L’éternité doit être une plénitude de vie. L’éternité est vie, mais l’Occident ne connaît que la fausse éternité d’une substance immuable, ou celle – tout aussi fausse – d’un devenir continuel ; pendant longtemps il a opté pour Parménide et Thomas d’Aquin et aujourd’hui il passe à Héraclite et Hegel. Mais la vraie éternité est au-delà de cette alternative : c’est celle de la Sainte Trinité. La Sainte Trinité est l’éternité de la « tripersonnalité » avec une « essence-source » d’énergies inépuisables. La vie est mouvement, mais pas un mouvement répétitif et cyclique, donc monotone et fini dans ses modalités.

Karl Barth a écrit avec justesse : « L’immobile au sens absolu, l’immobilité pure, c’est la mort. Si Dieu est immobilité pure, cela signifie donc que la mort est Dieu. En d’autres termes, la mort se trouve élevée au rang d’absolu, définie comme l’origine première et la fin dernière de tout, elle est la seule réalité authentique. C’est d’elle que l’on affirmera ensuite qu’elle n’a pas de limite ni de fin, ou qu’elle est toute-puissante.
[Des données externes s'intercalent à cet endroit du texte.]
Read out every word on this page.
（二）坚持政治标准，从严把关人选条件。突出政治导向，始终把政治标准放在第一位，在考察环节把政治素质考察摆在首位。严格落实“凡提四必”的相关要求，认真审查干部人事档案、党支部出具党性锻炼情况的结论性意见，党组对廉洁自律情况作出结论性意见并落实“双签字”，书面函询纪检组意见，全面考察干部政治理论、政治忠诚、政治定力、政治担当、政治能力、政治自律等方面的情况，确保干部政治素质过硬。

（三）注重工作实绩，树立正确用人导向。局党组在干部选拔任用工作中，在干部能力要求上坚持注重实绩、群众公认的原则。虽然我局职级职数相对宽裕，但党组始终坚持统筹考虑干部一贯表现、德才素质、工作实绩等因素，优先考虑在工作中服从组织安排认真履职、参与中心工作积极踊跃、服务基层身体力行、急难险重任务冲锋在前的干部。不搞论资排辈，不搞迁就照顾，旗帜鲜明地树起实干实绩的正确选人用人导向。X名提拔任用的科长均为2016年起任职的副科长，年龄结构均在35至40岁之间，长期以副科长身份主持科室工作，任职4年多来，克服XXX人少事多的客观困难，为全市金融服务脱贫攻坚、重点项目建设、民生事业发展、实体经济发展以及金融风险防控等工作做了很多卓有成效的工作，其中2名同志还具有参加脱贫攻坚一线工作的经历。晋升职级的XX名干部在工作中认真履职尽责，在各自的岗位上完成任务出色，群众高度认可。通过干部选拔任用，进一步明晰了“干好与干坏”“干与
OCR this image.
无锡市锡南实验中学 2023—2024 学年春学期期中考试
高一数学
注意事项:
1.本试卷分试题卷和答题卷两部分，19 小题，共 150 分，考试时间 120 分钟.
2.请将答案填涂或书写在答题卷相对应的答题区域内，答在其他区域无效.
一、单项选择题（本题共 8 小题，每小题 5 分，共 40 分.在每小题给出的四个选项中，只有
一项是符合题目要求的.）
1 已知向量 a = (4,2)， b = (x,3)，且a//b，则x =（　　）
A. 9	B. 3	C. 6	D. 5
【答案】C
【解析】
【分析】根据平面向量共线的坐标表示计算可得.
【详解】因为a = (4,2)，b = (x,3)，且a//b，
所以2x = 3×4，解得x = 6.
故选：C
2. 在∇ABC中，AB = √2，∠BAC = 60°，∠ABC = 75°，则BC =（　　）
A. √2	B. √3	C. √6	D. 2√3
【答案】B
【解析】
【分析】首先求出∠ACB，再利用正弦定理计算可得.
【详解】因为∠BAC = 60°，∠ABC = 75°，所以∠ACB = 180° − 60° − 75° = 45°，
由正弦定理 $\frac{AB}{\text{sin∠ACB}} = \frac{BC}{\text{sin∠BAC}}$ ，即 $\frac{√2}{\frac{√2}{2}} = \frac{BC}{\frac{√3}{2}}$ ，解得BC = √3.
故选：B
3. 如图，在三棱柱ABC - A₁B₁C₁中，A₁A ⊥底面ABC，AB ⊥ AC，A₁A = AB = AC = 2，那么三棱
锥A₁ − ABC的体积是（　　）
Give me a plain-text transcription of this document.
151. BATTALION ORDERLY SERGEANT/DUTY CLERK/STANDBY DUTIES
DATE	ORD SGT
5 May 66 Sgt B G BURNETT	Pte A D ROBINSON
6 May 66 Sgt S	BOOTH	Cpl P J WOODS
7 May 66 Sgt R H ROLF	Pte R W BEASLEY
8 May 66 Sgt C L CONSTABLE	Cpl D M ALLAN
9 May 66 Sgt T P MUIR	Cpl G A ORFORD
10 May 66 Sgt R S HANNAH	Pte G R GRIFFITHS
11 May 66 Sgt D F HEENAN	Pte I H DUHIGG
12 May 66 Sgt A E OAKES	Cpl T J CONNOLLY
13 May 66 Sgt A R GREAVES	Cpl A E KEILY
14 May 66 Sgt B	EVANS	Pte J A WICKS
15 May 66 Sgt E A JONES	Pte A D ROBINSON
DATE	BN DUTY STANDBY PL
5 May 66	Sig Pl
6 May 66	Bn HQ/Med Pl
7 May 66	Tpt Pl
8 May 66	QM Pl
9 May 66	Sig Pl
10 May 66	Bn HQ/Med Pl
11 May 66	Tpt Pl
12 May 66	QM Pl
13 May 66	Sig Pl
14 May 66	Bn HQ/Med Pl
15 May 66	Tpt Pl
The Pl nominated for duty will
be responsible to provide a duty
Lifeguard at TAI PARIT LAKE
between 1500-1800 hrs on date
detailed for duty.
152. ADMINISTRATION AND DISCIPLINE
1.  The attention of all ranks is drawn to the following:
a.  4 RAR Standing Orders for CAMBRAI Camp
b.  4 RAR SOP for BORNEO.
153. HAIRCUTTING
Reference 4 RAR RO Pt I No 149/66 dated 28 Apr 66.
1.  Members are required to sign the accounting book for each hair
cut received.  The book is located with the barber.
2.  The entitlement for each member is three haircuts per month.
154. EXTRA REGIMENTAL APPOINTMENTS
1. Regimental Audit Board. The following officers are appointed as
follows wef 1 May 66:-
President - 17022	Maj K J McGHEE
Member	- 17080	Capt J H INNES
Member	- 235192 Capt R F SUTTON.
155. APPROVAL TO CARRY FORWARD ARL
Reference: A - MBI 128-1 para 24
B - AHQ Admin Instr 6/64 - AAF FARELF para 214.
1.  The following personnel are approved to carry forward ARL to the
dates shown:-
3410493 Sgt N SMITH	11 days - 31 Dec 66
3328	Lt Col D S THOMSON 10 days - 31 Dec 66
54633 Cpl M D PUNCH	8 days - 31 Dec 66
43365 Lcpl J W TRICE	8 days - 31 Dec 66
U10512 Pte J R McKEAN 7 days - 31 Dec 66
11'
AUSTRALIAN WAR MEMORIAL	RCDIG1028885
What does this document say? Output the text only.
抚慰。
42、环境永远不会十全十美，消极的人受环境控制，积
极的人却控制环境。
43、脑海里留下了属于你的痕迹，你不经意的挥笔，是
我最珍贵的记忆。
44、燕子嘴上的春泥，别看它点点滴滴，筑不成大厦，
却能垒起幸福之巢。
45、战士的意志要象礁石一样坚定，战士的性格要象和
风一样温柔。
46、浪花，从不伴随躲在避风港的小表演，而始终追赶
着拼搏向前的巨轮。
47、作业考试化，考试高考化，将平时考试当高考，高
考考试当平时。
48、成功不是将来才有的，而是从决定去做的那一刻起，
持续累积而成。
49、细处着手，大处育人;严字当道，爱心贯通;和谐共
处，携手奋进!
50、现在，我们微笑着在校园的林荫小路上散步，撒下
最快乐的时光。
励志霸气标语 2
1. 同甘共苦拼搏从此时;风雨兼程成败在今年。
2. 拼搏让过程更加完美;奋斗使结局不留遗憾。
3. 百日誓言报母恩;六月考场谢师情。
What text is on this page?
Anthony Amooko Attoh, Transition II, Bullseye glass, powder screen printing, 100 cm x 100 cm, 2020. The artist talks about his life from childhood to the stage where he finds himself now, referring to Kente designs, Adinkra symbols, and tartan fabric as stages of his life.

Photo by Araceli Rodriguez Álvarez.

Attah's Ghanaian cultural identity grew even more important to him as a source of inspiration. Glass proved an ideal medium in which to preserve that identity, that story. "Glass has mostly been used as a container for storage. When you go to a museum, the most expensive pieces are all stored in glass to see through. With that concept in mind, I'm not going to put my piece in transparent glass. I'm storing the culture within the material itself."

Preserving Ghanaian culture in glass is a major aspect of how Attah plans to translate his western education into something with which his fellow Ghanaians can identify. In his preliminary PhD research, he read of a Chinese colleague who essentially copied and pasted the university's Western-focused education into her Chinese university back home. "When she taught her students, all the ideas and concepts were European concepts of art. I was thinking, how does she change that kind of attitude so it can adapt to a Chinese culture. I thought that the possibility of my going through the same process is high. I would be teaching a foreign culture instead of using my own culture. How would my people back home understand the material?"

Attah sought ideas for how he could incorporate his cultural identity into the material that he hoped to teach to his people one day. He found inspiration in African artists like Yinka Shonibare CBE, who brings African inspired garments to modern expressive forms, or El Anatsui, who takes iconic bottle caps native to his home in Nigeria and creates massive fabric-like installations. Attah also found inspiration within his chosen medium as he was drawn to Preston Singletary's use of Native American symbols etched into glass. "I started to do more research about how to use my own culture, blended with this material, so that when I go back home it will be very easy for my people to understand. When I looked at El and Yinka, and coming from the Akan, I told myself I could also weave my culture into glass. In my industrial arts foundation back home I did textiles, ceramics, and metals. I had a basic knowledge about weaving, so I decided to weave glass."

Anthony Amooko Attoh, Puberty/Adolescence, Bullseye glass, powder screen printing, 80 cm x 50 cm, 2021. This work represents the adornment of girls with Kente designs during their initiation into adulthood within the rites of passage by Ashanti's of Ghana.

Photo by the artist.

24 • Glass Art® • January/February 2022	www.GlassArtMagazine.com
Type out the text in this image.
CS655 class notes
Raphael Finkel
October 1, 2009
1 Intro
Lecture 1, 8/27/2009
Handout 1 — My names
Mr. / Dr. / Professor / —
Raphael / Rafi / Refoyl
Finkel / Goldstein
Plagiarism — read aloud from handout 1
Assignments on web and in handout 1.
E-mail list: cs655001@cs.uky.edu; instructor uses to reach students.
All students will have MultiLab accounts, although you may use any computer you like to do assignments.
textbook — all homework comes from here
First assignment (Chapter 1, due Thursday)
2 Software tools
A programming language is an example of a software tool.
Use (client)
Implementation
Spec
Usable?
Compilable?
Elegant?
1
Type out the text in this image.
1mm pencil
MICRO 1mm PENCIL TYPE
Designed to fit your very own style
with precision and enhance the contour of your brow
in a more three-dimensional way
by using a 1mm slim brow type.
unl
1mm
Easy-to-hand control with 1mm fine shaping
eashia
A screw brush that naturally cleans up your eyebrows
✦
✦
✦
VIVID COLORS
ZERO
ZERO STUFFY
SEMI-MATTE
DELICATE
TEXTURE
Et il faudra bien admettre qu’elle n’a pas été vaincue et qu’il n’existe pas d’espérance permettant d’en triompher déjà aujourd’hui ». Or ce qui est mobile, mais de façon répétitive et automatique est tout aussi mort. La vie n’existe que là où il y a communion entre des sujets ; elle n’est intarissable, illimitée et éternelle que dans la parfaite communion des sujets entre eux, communion dans une totale intériorité réciproque. Celui qui participe à une telle communion interpersonnelle et divine reçoit, lui aussi, la vie éternelle : « Voilà la vie éternelle : qu’ils te connaissent, Toi l’Unique vrai Dieu, et Celui que tu as envoyé, Jésus-Christ » (Jn 17, 3).

L’inépuisable vie de la subjectivité ne réside pas dans le passage d’une préoccupation à l’autre ; elle ne dépend pas des réalités finies, même si c’est elle qui les pense, et en nombres infinis. Une telle vie, même infinie, serait faite d’une succession d’instants clos, composée de pensées finies ; dans ce cas Dieu serait obligé de penser à des choses finies pour avoir la vie, et sa vie serait dépendante du fini, de ce qui est limité et passager. La vie divine, devenue une mutation constante, ne serait plus une véritable éternité.

La vie de l’éternelle subjectivité divine doit être une plénitude immuable à tous égards ; elle doit consister à aimer une subjectivité de même plénitude, de sorte qu’elle soit à la fois vivante et inépuisable. Elle est un rapport infini à sa propre subjectivité, contemplée dans un autre « je », afin qu’elle soit vraiment amour, éternel et intarissable ; c’est un rapport à un autre « je » qui est lui-même porteur de sa plénitude et y répond avec le même amour. Un « je » divin aime d’un amour éternel, intarissable ce qui est à lui, sa propre plénitude comme celle de l’autre. Voilà quelle est la variété permanente de la vie divine, qui s’accorde avec la plénitude immuable, mouvement continu d’un « je » à l’autre, intérieur à la même subjectivité infinie et au même amour parfait.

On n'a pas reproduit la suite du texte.